Digital Transformation is the mainstay of our business at 4OC. At the heart of many of our engagements is supporting organisations’ ambition to use both technology and data to refine, understand and improve the provision of value to customers. Never more so that through this crisis.

The current pandemic has further focussed attention on the need for organisations to adopt and adapt both new technologies and new ways of working so they can continue to deliver service to their communities. To that end, we have already had some success working in partnership with clients to enable service provision through employing innovative solutions or testing new ways of applying existing technology.

 

So, what Digital Transformation has worked?

What many of our customers have done is to implement simple, swift change using new, and for that matter some not so new, technologies.

Orbit Group, a large Housing Association based in the Midlands and East, rapidly implemented a substantial change to their business model using Office 365 functionality, which had been deployed over the previous year. What that meant is that  many of their teams, who can now work remotely, have been able to continue delivering critical services to their customers.

Cloud-based services, understandably, have been at the heart of this. They have enabled a lot our customers to operate effectively while still adhering to the lockdown measures. Whether using increasingly powerful productivity suites (Office365, GSuite), feature rich video conferencing facilities (Zoom, Teams) or cloud-based vertical solutions such as those delivered in the Housing space (Housing Partner’s AIM solutions), presence is now much less of a challenge than it has ever been.

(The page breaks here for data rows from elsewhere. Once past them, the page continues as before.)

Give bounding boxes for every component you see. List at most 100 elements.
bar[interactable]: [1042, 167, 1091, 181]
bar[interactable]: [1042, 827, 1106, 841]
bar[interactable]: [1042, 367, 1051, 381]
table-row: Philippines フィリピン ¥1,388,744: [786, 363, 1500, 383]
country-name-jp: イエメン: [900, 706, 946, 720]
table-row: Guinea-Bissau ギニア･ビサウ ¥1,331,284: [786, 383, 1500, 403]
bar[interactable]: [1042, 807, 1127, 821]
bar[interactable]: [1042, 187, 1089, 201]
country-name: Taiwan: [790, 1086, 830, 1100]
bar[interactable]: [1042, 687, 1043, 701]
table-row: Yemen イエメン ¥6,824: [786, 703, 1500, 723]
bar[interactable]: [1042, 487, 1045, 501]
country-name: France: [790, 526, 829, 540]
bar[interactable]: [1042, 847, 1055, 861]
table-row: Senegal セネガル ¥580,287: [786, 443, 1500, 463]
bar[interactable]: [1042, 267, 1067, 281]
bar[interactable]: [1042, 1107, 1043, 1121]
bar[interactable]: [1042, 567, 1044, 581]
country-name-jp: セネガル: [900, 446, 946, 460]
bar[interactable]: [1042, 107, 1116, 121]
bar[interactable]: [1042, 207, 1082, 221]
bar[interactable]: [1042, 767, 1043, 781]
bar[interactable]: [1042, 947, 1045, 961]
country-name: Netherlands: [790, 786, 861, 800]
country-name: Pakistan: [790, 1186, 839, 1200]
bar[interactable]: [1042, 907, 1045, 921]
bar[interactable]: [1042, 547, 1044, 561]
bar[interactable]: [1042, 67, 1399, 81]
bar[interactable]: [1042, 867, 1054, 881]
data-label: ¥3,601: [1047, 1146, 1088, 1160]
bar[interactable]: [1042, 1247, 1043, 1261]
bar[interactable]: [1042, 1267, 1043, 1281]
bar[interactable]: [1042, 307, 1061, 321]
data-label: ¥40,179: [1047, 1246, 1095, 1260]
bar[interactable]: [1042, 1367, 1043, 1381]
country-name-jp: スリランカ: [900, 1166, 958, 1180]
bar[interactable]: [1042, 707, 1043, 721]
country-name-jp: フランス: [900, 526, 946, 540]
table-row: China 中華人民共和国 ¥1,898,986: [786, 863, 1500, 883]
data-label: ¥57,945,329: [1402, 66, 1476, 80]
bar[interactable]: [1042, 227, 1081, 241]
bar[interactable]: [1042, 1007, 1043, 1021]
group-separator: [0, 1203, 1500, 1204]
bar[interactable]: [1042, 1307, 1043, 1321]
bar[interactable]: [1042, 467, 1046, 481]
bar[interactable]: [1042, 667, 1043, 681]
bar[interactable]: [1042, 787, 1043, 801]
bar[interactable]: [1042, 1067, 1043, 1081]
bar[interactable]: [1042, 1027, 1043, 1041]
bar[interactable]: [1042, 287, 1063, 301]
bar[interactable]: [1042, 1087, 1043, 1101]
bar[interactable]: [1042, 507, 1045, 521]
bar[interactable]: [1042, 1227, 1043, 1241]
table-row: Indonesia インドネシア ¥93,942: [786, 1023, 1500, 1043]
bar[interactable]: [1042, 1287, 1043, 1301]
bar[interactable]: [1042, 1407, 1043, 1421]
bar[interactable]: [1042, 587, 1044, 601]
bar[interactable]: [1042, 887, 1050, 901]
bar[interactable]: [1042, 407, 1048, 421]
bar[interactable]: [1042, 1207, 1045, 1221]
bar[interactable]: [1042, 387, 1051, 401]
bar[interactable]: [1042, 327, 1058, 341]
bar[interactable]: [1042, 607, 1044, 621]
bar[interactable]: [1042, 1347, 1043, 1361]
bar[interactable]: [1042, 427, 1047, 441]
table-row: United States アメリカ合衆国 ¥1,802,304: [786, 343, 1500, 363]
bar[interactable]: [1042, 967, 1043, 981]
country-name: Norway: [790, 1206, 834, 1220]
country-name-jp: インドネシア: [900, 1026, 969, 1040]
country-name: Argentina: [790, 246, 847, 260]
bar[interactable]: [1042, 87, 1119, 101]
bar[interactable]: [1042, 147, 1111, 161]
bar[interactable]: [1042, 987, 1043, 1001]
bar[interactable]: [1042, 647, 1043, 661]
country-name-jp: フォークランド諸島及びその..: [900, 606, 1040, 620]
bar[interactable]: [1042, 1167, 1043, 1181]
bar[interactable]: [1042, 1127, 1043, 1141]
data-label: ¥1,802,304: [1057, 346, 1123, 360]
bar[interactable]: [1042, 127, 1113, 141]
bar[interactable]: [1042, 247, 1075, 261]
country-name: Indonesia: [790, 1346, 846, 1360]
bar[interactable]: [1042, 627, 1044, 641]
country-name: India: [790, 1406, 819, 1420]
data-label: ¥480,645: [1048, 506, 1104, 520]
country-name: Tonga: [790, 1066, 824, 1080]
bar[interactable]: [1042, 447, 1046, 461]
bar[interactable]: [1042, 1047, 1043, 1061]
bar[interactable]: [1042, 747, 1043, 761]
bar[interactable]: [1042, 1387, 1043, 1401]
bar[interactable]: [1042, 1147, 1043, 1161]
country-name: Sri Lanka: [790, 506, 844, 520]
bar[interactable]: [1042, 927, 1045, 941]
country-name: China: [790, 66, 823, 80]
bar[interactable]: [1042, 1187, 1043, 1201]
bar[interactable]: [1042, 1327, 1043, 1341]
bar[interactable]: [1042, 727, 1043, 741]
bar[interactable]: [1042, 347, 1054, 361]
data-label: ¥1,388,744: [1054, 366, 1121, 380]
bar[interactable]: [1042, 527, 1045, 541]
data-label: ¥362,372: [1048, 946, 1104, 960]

We have witnessed many examples of this Digital Transformation in action with, for example, Microsoft counting 32 million daily active users of Teams in the first week of March. This spiked to 44 million just one week later.

 

And what do you need to consider?

A lot of what we do is to enable staff to operate in a range of complex scenarios. Right now, getting the required level access for staff is the urgent challenge that managers have to solve. Once that has been done, the next key area of focus will relate to operational concerns.

We are currently actively supporting our customers in addressing issues related to a shift to working with remote teams. To ensure this happens, your organisation will need a structured and rigorous framework to continue to maintain productivity and wellbeing, not just for the first few weeks, but into the medium to long term.

One of the team, Paul West, has been working with customers on applying a structured approach to ensuring the ongoing health of remote teams and addresses the key areas that you need in order to maintain a healthy organisation. He talks about 5 key areas of focus:

 

  • Communication: Striking the right balance between over-communicating and leaving people in the dark is the challenge. Harvard Business Review talk about regular interaction, not losing members of the team along the way, but also generating a more social aspect (recreating the water cooler)
  • Cohesion: Generating a sense of team. Across a number of our projects, the teams have generated principles or charters that underpin ways of working
  • Community Connection: Wider connections across the organisation are important to generating a well-oiled working environment. Fostering engagement across the organisation can be a challenge in a remote environment.
  • Capability: Ensuring that teams and individuals maintain the development of skills and capabilities to complement the wider ambitions of the organisation. Learning can be difficult in a remote environment as it can challenge people’s learning styles.
  • Continuity: Once the novelty of the new working model has lapsed, how do you maintain an environment that continues to perform whilst ensuring the wellbeing of staff

The challenge for organisations going through a Digital Transformation, including ours, is to design new working environments to address both the functional aspects of delivery (performance, quality, reporting, stakeholder engagement) but equally vital are the wider needs of the teams and organisation. Digital Transformation programmes need to address both aspects in order to provide viable long-term solutions.

 

The good news is that the digital solution platforms are arriving with the capabilities to support both of these challenges. We are working with organisations to set up Zoom for large scale management and training development needs, developing new means of running workshops across large stakeholder groups using Teams and a variety of Digital Whiteboard products (e.g. Miro), while also challenging ourselves to maintain a social element to the business.

Indeed, last week in our Friday 4 O Clock, we had a brilliant quiz run by another member of the team, Kim, which while unfairly targeted at the younger members of the team (I’m not bitter), was a really nice way to keep the 4OC spirit alive and well!